Vulnerabilities
Cache Poisoning
Also known as: Web cache poisoning, Response poisoning
Definition
An attack that stores a malicious response in a shared cache so that other users later receive the attacker's content.
Examples
- Poisoning a CDN by sending an X-Forwarded-Host header that the app reflects into a script tag.

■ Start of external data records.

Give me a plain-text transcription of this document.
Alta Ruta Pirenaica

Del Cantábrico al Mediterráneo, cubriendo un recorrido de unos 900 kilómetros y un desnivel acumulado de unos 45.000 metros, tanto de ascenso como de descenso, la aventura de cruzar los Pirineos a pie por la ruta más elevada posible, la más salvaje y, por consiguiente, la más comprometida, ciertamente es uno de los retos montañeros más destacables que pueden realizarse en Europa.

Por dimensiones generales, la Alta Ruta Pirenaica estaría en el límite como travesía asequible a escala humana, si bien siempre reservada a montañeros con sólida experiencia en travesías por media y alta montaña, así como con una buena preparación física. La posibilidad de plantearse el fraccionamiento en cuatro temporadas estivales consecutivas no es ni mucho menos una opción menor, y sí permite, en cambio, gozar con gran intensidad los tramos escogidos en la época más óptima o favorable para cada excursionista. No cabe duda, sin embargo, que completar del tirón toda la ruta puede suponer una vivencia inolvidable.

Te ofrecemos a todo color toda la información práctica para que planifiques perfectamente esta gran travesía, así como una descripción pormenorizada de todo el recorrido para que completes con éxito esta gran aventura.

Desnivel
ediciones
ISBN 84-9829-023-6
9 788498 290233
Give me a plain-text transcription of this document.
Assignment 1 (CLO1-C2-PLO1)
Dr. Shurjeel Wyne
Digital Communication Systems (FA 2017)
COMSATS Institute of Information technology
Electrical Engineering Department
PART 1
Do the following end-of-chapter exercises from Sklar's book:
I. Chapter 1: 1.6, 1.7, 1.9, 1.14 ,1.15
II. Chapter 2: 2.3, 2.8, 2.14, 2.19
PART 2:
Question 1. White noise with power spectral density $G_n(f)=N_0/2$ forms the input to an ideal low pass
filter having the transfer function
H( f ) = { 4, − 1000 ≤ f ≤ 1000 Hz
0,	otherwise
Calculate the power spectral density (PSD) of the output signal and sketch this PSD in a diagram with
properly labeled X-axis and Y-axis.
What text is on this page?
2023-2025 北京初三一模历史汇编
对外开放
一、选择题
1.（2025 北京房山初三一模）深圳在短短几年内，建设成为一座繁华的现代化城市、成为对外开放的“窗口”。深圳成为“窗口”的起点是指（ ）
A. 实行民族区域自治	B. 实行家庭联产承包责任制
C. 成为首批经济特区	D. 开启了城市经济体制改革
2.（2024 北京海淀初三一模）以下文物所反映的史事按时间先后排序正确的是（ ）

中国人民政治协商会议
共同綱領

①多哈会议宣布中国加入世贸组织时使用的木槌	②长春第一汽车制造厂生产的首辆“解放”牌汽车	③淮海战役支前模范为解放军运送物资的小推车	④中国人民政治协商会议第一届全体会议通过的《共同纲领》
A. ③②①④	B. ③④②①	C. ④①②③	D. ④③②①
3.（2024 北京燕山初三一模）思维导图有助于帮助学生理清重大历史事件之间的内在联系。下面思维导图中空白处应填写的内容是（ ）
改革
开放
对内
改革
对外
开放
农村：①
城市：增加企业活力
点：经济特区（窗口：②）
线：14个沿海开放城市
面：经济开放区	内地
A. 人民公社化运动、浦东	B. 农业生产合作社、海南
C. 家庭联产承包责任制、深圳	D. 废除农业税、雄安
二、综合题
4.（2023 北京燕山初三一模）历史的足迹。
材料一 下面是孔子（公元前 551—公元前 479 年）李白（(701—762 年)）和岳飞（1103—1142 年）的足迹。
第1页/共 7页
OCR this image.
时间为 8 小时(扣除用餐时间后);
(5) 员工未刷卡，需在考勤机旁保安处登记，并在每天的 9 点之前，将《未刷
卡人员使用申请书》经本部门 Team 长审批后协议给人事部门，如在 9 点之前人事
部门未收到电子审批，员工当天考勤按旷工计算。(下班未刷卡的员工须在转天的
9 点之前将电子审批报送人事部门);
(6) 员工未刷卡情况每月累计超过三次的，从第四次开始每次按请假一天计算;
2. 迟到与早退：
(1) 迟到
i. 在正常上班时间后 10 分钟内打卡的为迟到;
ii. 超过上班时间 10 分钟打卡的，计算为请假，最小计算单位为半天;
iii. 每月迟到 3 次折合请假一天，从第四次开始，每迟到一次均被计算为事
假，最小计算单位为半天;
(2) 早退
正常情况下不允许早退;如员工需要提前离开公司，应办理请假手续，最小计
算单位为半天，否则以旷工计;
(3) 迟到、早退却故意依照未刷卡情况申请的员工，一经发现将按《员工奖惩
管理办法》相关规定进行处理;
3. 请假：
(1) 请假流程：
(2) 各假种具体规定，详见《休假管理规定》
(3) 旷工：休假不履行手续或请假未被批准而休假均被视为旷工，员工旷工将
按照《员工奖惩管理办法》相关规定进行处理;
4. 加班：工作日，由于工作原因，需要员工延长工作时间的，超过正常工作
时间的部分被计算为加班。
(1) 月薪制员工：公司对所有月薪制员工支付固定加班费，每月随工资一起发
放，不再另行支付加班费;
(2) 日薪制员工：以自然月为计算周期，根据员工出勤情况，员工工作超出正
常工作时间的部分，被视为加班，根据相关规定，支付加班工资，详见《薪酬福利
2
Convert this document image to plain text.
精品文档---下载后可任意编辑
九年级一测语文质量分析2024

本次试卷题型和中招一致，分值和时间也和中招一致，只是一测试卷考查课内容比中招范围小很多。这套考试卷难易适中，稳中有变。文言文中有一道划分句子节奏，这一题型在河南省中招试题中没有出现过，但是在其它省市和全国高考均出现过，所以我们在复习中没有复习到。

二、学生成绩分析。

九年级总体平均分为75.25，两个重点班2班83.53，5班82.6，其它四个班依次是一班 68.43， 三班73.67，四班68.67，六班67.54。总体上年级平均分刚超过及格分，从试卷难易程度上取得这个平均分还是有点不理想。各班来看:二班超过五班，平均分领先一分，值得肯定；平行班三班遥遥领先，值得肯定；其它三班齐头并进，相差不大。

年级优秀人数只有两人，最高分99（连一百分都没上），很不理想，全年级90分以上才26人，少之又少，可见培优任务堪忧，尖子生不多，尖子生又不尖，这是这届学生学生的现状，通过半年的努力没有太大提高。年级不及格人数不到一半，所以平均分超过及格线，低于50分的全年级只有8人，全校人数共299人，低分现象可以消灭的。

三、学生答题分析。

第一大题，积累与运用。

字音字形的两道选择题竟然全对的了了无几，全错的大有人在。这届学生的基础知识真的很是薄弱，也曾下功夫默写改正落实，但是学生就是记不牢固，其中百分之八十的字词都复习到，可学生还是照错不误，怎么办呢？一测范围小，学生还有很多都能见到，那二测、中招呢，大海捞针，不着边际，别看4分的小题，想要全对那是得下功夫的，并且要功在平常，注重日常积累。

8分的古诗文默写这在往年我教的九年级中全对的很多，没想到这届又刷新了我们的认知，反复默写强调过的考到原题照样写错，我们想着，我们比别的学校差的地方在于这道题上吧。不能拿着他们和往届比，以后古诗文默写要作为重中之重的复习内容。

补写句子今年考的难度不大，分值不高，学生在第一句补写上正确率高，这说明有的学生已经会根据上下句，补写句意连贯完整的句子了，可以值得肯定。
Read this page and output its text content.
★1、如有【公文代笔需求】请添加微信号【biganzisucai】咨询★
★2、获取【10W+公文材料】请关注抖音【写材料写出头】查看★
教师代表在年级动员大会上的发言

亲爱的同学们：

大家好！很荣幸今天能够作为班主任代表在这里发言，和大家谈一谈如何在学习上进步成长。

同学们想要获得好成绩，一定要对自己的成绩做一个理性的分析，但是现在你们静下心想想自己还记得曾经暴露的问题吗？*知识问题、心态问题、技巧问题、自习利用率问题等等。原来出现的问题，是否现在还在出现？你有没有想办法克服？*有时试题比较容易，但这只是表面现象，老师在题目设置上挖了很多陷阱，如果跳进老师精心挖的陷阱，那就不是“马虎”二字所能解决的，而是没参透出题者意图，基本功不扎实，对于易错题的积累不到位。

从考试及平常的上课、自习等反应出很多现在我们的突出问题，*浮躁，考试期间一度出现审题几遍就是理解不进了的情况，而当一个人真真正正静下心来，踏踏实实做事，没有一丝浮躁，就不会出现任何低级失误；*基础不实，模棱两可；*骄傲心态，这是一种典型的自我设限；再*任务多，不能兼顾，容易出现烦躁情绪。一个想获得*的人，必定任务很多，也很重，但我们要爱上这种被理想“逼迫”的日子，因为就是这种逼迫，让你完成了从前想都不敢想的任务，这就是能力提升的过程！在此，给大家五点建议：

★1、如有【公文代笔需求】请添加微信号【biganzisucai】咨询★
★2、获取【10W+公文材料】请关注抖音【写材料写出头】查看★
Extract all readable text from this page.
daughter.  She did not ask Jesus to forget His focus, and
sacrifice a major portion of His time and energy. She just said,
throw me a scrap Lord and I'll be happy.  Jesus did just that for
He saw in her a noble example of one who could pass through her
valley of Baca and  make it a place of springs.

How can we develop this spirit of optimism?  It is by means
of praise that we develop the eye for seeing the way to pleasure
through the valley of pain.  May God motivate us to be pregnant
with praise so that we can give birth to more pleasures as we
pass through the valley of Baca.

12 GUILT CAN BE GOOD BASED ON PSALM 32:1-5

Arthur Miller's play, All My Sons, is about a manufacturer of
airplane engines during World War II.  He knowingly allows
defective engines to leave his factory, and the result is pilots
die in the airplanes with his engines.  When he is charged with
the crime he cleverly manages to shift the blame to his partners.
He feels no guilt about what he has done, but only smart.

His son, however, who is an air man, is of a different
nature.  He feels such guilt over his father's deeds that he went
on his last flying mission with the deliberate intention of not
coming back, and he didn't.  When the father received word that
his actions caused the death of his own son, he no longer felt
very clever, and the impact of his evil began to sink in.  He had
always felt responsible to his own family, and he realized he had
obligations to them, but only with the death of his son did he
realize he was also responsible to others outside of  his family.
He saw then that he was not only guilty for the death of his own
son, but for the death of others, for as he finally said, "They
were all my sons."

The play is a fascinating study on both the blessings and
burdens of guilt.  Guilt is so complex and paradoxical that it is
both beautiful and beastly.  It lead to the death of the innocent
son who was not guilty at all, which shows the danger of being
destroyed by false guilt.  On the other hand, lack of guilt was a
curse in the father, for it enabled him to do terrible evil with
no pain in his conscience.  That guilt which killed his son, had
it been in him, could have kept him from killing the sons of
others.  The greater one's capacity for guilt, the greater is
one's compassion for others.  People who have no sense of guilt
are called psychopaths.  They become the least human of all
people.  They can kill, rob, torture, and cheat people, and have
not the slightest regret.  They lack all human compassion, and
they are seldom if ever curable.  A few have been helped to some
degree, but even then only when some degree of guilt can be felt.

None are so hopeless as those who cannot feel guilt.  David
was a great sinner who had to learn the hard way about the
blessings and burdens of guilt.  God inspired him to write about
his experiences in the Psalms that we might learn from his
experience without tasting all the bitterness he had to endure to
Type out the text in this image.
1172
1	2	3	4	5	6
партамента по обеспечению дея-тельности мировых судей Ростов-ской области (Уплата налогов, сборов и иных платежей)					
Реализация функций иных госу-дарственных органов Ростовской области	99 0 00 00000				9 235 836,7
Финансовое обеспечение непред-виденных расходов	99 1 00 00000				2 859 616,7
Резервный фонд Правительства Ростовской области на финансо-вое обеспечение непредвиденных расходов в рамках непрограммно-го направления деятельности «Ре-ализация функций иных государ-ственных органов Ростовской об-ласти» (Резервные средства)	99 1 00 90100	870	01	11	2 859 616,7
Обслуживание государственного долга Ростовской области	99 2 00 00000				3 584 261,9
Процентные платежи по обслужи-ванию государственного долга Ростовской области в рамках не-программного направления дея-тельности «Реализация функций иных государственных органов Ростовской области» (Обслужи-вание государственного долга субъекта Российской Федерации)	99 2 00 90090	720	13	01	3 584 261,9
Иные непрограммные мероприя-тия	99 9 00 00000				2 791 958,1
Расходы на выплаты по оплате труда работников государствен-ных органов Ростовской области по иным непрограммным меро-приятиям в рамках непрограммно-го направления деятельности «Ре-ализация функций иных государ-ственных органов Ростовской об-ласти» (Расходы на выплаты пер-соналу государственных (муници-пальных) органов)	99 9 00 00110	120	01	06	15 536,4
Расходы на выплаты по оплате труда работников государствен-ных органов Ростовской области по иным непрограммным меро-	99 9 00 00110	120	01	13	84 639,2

- Caching a 302 redirect with attacker-controlled Location for all visitors.
Related terms
HTTP Request Smuggling
An attack that exploits disagreements between a front-end proxy and a back-end server on how an HTTP request ends, so an attacker can sneak a hidden second request through.
HTTP Desync Attack
A modern form of HTTP request smuggling that desynchronises a chain of proxies and servers to inject malicious traffic into other users' connections.
Web Cache Deception
An attack where a malicious URL tricks an intermediary cache into storing a victim's authenticated, sensitive response under a publicly cacheable path.
DNS Cache Poisoning
An attack that inserts forged records into a DNS resolver's cache so subsequent queries return attacker-chosen addresses until the TTL expires.
Host Header Injection
A vulnerability where an application trusts the HTTP Host (or X-Forwarded-Host) header to build URLs, allowing attackers to redirect users or poison caches.
Cross-Site Scripting (XSS)
A web vulnerability that allows attackers to inject malicious scripts into pages viewed by other users, executing in the victim's browser under the site's origin.